Silinmez Bir Sahne: “EO”da Bir Eşeğin Kaçışı

Shib

Global Mod
Global Mod
EO, şu anda yaşadığı başka bir çiftlikte kendisine mutlu yıllar dilemeye gelen sarhoş, coşkulu bir Kasandra’nın ziyaretinden sonra bir gece ormana girer. “Bütün hayallerin gerçek olsun,” diyor açık hava padokunda yalnız olan EO’ya. Ona havuçlu kek verir ve (acımasızca) ona “mutlu olması” için öğüt verir, ancak kısa süre sonra ayrılır. Kamera EO’yu orta yakın çekimde yakalarken, EO bir hışırtı sesi çıkarıyor ve sanki tondaki bir değişikliği duyuruyormuş gibi derin bir korna sesi işitsel parçayı dolduruyor. Saniyeler içinde bir caddede koşuyor ve neredeyse bir arabaya çarpıyor (farklı bir korna çalıyor) ve fantazmagorik bir orman geçişine sapıyor.

The Projectionist yeni bir ödül sezonu planlıyor

Oscar’lar Mart’a kadar yok ama kampanyalar başladı. Kyle Buchanan, yol boyunca filmler, kişilikler ve olaylar hakkında rapor veriyor.

Çiftlikten yola ve ormana giden bu sprint, kültürden doğaya geçiş olan EO için kritik bir geçişe işaret ediyor. Bu noktaya kadar, EO her zaman varlığının her yönünü kontrol eden insanlarla birlikteydi. Onu besler ve yönetirler, dizginler ve dizginlerler, okşarlar, ama aynı zamanda dizginlerini çekerler ve onu bir mahsulle tehdit ederler. Tedavisi, tanıştığı insanlar kadar çeşitlidir, ancak ister nazik ister kaba eller tarafından yönlendirilsin, her zaman bir şekilde kontrol edilir. Ancak şimdi, EO filmde ilk ve tek kez vahşi hayvanlar dünyasına dizginsiz dalarken, o gerçek Bedava.

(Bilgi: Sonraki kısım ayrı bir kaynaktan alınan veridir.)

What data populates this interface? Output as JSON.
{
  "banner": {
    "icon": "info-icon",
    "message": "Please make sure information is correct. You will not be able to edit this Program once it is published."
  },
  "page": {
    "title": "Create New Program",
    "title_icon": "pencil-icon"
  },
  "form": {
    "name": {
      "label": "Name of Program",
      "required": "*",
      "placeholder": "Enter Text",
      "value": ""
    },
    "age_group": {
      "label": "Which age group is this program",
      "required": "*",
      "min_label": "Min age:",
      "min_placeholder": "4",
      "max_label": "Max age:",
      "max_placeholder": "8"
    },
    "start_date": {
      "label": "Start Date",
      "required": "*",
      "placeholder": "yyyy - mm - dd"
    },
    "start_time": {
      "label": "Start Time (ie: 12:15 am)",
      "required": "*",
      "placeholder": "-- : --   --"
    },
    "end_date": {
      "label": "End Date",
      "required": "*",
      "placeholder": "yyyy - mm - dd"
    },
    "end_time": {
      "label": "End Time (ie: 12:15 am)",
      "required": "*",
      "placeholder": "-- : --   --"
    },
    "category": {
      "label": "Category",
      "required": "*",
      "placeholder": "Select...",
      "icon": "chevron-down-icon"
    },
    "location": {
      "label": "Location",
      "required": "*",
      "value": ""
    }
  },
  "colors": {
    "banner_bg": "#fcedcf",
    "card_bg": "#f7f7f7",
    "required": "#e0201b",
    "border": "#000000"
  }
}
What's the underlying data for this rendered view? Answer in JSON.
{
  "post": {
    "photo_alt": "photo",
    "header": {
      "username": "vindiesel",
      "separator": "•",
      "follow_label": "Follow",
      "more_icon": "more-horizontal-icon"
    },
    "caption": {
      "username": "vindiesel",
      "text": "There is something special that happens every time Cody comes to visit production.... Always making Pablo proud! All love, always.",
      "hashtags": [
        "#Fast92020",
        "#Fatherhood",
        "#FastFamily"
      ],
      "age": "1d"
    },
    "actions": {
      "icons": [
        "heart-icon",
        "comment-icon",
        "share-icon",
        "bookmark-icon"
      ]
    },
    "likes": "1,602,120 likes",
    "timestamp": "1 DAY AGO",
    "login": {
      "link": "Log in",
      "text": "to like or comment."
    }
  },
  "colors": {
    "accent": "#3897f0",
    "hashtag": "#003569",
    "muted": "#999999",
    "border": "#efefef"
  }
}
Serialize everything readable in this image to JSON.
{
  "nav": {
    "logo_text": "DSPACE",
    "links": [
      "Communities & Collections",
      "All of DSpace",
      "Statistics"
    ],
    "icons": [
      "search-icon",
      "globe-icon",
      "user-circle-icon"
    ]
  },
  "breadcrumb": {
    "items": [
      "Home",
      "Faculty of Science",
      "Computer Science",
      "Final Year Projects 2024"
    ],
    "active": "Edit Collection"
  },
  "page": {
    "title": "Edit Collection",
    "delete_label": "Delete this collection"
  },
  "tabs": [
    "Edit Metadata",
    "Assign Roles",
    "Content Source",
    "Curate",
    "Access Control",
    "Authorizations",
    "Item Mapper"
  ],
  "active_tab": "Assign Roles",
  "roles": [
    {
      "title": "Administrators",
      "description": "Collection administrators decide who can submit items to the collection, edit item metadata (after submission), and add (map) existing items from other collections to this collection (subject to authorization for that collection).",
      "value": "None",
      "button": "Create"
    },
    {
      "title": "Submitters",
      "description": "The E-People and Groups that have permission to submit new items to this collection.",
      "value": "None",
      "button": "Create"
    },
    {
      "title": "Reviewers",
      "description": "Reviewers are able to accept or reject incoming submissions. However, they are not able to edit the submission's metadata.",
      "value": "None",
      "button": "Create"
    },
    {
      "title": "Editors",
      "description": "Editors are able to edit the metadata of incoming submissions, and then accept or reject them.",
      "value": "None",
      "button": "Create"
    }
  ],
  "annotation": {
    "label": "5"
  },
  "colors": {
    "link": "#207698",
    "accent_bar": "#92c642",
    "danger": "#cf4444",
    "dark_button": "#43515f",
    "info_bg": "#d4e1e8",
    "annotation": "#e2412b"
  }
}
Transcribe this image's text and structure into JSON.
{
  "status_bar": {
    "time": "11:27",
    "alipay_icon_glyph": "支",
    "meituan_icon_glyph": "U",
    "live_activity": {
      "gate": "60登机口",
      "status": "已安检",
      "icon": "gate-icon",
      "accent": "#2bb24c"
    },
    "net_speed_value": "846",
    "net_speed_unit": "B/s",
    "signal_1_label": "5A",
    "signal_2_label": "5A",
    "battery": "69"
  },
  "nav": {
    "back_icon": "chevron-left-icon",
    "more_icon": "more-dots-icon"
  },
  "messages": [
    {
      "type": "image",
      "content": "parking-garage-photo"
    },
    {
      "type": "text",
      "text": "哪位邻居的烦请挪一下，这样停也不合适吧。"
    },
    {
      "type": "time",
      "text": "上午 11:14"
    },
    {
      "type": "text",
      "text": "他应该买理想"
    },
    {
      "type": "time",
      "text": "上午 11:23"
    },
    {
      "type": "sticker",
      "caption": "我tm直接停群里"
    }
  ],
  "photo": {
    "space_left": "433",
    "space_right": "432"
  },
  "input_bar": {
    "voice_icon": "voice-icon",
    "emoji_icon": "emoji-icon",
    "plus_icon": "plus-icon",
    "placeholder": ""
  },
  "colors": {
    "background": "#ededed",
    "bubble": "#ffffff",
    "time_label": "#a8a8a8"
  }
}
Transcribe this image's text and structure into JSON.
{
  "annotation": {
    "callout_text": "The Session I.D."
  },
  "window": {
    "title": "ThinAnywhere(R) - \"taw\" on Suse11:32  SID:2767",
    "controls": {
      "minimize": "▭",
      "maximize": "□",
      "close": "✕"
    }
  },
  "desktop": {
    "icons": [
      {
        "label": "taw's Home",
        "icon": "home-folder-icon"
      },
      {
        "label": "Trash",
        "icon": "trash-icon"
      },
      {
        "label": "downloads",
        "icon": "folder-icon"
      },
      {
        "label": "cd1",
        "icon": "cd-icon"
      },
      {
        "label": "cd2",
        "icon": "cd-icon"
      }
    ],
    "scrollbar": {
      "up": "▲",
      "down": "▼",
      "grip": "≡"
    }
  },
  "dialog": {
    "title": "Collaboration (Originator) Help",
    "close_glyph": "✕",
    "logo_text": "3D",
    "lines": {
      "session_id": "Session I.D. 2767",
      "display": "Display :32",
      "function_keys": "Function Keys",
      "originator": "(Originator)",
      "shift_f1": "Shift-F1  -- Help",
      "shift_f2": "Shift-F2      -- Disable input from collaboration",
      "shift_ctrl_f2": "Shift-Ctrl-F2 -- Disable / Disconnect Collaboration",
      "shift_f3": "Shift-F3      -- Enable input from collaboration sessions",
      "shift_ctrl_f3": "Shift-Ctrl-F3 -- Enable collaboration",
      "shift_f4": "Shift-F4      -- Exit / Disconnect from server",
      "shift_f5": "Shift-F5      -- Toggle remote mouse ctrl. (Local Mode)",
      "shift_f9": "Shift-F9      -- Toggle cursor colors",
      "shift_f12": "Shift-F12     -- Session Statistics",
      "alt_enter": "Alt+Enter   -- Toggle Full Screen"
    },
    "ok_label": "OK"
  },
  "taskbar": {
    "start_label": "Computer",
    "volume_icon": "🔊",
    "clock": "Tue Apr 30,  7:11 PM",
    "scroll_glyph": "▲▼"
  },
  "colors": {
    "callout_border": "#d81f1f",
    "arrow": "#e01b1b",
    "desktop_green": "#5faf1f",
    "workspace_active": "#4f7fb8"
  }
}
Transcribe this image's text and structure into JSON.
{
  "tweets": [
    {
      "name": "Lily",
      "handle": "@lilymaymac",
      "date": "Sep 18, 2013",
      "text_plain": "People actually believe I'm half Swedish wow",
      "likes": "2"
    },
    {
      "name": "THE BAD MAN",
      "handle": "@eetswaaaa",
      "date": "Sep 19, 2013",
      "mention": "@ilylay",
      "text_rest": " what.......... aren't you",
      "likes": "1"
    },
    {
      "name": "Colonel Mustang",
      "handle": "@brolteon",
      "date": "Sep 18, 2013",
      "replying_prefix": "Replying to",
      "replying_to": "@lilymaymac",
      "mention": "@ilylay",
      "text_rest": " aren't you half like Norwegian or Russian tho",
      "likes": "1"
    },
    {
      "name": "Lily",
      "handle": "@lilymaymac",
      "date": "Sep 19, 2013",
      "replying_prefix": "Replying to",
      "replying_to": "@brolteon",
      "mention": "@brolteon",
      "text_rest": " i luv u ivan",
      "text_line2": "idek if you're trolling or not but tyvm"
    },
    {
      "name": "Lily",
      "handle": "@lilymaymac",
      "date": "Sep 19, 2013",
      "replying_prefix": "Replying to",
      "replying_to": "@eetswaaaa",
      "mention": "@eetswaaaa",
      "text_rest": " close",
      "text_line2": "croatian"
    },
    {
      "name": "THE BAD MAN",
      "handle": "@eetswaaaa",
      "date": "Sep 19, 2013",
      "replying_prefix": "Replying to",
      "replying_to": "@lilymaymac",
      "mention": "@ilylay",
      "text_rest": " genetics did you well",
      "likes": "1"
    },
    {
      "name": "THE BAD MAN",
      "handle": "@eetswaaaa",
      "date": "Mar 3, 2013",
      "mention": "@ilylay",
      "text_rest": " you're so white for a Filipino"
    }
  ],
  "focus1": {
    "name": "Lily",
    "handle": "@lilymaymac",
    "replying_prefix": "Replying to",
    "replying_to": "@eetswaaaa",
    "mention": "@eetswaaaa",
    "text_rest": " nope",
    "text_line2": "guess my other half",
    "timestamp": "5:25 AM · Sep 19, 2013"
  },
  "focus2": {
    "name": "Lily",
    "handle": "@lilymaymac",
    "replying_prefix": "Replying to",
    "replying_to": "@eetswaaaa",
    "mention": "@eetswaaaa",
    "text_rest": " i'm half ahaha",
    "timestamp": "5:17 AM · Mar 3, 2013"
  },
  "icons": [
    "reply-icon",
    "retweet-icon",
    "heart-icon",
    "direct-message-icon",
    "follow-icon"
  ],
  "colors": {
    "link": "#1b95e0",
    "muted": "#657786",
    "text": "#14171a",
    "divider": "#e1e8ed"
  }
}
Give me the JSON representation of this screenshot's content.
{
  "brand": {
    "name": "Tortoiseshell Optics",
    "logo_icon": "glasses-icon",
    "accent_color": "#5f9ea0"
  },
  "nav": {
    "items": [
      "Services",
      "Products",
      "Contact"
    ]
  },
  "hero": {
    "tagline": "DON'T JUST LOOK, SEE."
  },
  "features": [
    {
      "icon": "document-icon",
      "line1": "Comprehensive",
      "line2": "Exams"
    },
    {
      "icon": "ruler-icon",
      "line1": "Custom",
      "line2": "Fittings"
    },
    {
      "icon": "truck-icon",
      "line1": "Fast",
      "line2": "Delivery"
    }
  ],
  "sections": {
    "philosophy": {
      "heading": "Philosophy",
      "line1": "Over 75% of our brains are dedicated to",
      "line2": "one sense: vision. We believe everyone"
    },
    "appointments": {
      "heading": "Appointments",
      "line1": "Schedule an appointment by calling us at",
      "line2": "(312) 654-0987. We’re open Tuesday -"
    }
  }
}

Kamera EO’ya paralel hareket ederken ve partisyonun çınlayan kesik kesik notaları onun nazik alkışlarını yansıtırken, eşek yeni ve tuhaf bir aleme doğru yolculuk eder. Sırayla aldatıcı ve tehditkar olan karanlık orman, ürkütücü güzelliklerle doludur ve “Bir varmış bir yokmuş” ile başlayan diğer hikayeleri anımsatır. EO ormana girdikten hemen sonra, parıldayan bir nehirde aşağı doğru hareket eden bir kurbağanın yakın plan bir kesimi var, ardından görünmez bir iplik üzerinde koşan şişman bir örümceğin başka bir çekimi geliyor. (Dijital sinematografi her kristal ayrıntıyı ortaya koyuyor.) Bir sonraki çekimde, örümcek artık bir ağın yanında, mütevazı ama hayvan egemenliğine eleştirel bir selam.

EO, Robert Bresson’un bir eşeğin hayatı ve ıstırabını konu alan 1966 yapımı Au Hasard Balthazar dramasından esinlenmiştir ve Skolimowski’nin söylediği tek film onu ağlatmıştır. Bununla birlikte, EO’nun ormanda kalışının uhrevi, peri masalı niteliği, başka bir başyapıt olan Charles Laughton’ın iki küçük çocuğu kovalayan cani bir vaiz hakkındaki karanlık gerçeküstü draması The Night of the Hunter’daki (1955) bir sekansı anımsatıyor. Bu filmdeki uzun, çok önemli bir sekansta, çocuklar onları EO’nun karşılaştığı aynı türlerden bazılarının yaşadığı rüya gibi bir manzaraya taşıyan bir kayıkla nehrin aşağısındaki vaizden kaçarlar.

“Night of the Hunters”a yapılan bu ima, büyük bir film yapımcısının diğerine selam vermesi gibi sinematik bir saygı duruşu olarak görülebilir. Bence bu aynı zamanda Skolimowski’nin EO’daki sertliğinden, duygusallıktan yoksunluğundan ve her şeyden önce eşeğinin, Bresson’un “tamamen kutsal ve bir eşek” olarak tanımladığı bir yaratık olan Balthazar’dan çok farklı olduğu gerçeğinden de bahsediyor. Sadece ve her zaman bir eşek olan ve bu dünyanın içinde – ve – olan EO ile “ve” yok, gizemle dolu bir dünya, evet, ama aynı zamanda ham gerçeklik. EO’nun ormanın bir noktasında İbranice yazıtlar bulunan eski mezar taşlarıyla karşılaşması boşuna değil; bu, bunun gibi ormanlarda bile Holokost’ta öldürülen tüm Polonyalı Yahudileri çağrıştıran bir görüntü.